> Intel is supporting multicast in hardware. Its just a bad implementation
> (broadcast and filtering MC groups in the HCA or what was that?) and there
> is no plan to fix the issues despite the problem being known for quite
> some time. Also does this mean that libfabric only to supports the
> features needed by Intel?

Libfabric supports whatever features apps require and the participating vendors 
want to provide.  However, I, personally, have a limited amount of time to my 
day and will focus my effort on either what my management requires of me or 
areas that are most interesting.  Libfabric is specifically designed to be 
vendor, transport, and implementation neutral.

> I would be interested to see some measurements. AFAICT the Intel solutions
> are based on historically inferior IB technology from Qlogic which has
> never been able in my lab tests to compete latency wise with other
> vendors. I have heard these latency claims repeatedly from Qlogic
> personnel over the years.

You are referring to hardware latency.  Libfabric is software.  No amount of 
software is going to overcome hardware limitations.  The entire reason 
multicast support was removed from libfabric 1.0 was that the proposed API 
would have introduced latency by adding a branch into the code path.

> This is a well designed solution and its easy to use.
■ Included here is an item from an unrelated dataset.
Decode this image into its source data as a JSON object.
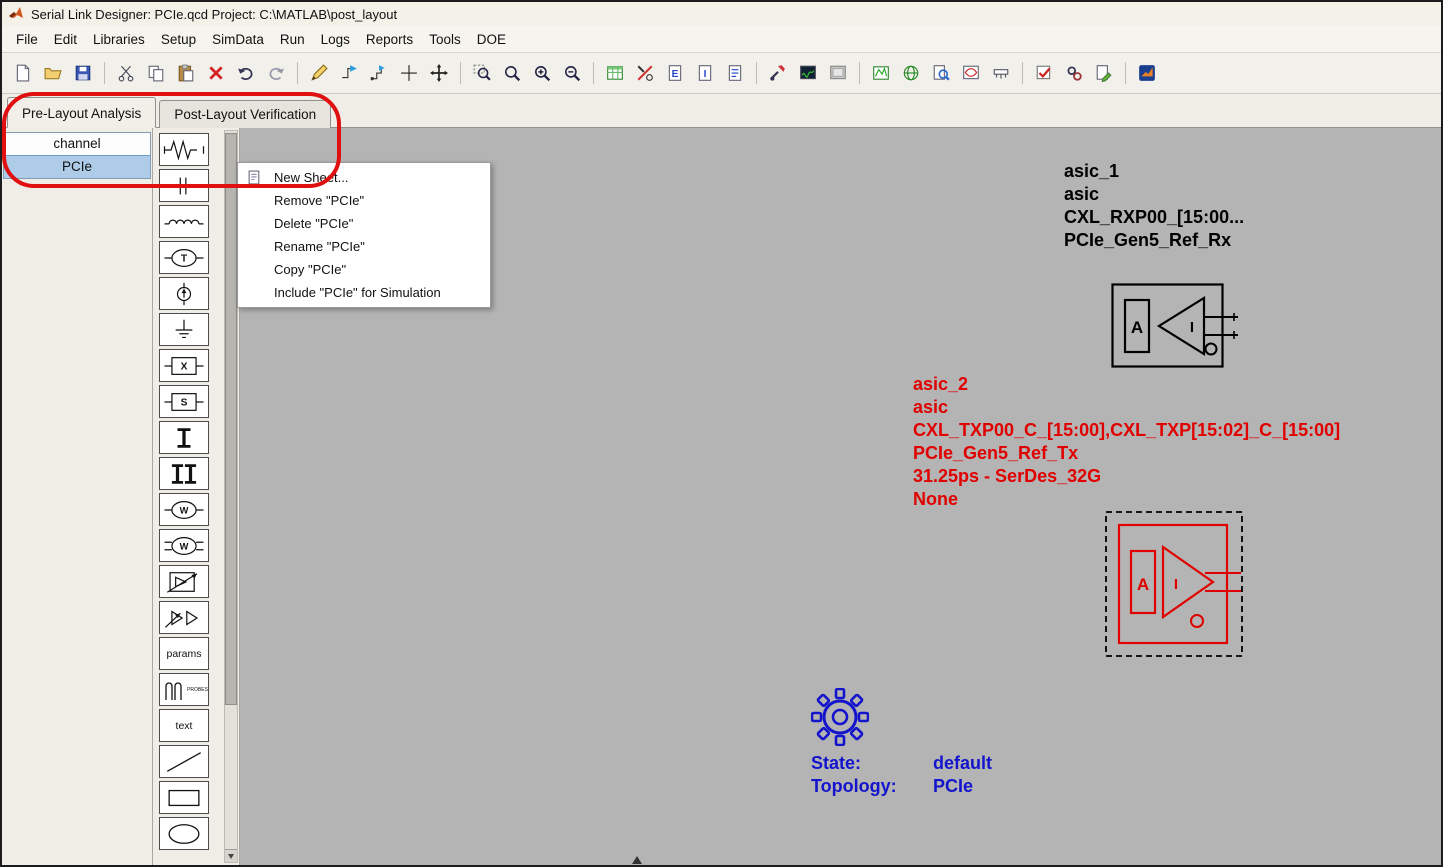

I fundamentally disagree with the practice of ad-hoc API design.  I stated this 
on the mail list probably 3 years ago.  I see nothing wrong with allowing and 
encouraging vendor specific extensions.

> It would help libfabric if you would work with other vendors and
> industries to include support for their needs. MPI is not the only
> applications that are running on the fabrics. I understand that is
> historically the only area in which Qlogic hardware was able to compete
> but I think you need to move beyond that. APIs should be as general as
> possible abstracting hardware as much as possible. A viable libfabric
> needs to be easy to use, low overhead as well as covering the requirements
> of multiple vendors and use cases.

Libfabric included requirements from multiple users and applications - MPI, 
SHMEM, PGAS, DBMS, and sockets all provided input.  It chose to target MPI as 
an initial priority, but it is not limited to MPI at all.  It also works with 
other vendors, including vendors that do not support the verbs interfaces -- 
Cisco, Cray, Intel PSM, plus others.  I, personally, ensured that libfabric 
would layer well over verbs based hardware.  That doesn't mean that I'm 
obligated to provide optimized providers over everyone's hardware.

The goal was not to spend 3 years working on a new API, but to get something 
usable within a short timeframe that could be extended.  OFIWG could have taken 
a different approach, but this was what the community (not Intel) selected.

As a company, Intel has many products.  A competitor in one area of the company 
may be a partner in another.  Xeon is by far the most important to this 
discussion.  It's why Intel dedicated developers to enabling high performance 
networking in Linux for over 10 years -- even before Intel had any products in 
those spaces.  And it's why Intel continues to fund development.  Sure, Intel 
now has IB and Omni-Path Architecture products, but they also have iWarp and 
Ethernet.  Intel MPI runs over a bunch of different fabrics.  Libfabric doesn't 
just need to work well over Intel NICs, it needs to work well over Intel 
platforms.

Returning to this thread, if I had to add time stamps to libfabric, I would 
still add 2 time stamps into a new completion structure.  Those time stamps 
would be selected using a method similar to what Doug stated in an earlier 
email.  The app would use an enum to select what the time stamps would capture. 
 However, I would lean more to having those values specified as part of the 
endpoint attributes, rather than the CQ.